Gruber and Rennert find it ironic that conflict in the Middle East could interfere
with research designed to benefit the entire population. “In our study,
we have Arabs, we have Sephardic Jews, we have Ashkenazi Jews, we have everybody,” Rennert
says. “Our results definitely will make a major contribution to understanding
how colorectal cancer develops and progresses in the Arabic, as well as the
Jewish, population.”
“What’s so wonderful about this collaboration is the fact that
we can learn how genetic and environmental contributions differ among ethnic
groups living in the same geographic area,” Gruber says. “Colon
cancer isn’t as common in the Arab population, but we still need to learn
how to care for everyone who suffers from this disease.”

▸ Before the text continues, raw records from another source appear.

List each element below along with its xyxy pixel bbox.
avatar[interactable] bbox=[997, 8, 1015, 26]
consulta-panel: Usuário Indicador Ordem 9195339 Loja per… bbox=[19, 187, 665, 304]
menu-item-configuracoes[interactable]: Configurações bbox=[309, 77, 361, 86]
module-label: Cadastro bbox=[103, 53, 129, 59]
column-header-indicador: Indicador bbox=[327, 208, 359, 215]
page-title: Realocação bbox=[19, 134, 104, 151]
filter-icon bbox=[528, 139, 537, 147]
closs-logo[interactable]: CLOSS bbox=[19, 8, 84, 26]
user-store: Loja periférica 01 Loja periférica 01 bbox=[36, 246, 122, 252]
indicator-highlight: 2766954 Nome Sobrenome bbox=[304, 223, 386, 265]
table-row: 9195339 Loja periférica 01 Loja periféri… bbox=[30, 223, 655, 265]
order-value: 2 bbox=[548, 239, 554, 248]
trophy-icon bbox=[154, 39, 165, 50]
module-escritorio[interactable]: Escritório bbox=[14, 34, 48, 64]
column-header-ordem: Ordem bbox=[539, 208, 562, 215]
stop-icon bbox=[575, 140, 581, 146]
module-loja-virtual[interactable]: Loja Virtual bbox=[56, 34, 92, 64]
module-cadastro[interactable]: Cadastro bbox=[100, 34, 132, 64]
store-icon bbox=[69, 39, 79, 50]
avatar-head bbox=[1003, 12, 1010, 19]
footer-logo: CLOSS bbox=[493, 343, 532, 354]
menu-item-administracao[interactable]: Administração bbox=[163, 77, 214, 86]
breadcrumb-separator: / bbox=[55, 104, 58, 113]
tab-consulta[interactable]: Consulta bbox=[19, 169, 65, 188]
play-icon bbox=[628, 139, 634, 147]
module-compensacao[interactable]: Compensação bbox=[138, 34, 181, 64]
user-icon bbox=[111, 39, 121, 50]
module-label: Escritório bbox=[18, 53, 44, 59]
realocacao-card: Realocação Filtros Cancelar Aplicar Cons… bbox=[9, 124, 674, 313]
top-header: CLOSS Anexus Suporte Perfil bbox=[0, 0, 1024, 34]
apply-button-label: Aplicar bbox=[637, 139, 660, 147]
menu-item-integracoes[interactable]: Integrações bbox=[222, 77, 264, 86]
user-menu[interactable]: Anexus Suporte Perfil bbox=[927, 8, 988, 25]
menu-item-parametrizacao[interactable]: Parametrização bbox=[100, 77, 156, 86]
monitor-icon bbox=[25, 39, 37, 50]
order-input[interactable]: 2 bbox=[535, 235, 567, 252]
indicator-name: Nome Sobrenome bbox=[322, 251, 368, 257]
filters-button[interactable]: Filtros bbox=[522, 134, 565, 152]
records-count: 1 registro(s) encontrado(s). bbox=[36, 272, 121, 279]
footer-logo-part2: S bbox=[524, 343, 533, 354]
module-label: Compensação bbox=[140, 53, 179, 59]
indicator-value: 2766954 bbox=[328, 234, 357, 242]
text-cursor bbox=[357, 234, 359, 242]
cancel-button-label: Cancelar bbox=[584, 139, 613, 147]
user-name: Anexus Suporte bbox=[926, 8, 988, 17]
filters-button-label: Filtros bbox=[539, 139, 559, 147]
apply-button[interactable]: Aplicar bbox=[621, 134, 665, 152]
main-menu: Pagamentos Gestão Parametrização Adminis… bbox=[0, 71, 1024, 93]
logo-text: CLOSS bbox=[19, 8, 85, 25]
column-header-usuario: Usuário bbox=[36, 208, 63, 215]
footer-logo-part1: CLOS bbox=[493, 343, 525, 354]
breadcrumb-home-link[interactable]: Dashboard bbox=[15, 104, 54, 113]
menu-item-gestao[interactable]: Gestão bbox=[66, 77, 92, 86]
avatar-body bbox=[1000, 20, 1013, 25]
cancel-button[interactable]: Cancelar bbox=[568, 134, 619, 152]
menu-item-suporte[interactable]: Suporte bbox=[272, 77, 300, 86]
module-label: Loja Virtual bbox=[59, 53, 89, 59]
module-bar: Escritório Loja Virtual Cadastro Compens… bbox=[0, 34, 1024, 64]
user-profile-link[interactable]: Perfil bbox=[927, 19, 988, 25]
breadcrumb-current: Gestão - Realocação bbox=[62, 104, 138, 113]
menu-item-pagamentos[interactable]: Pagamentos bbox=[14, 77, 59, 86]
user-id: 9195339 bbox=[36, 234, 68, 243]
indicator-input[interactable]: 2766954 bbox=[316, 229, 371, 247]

Rennert is proud of the fact that not one member of his field research team
has left the project, even though travel to and from their site visits is much
more dangerous now. “It’s already a way of life for us,” Rennert
says. “We use public transportation less; we consider the safest way
to travel. There’s a higher level of awareness. It’s not foolproof,
but it’s how we’ve learned to behave, because otherwise we’d
never go anywhere.”
Gruber still travels to Israel, but now he stays in a different hotel away
from Haifa’s central commercial district. “The crisis does influence
every element of daily life, but everyone refuses to have their lives dictated
by conflict. Despite the hostilities, life goes on.”
No matter what happens in the Middle East, Gruber says he and Rennert are
determined to continue their work. In fact, Gruber has applied for an extension
to his research funding, so the study can continue for several more years.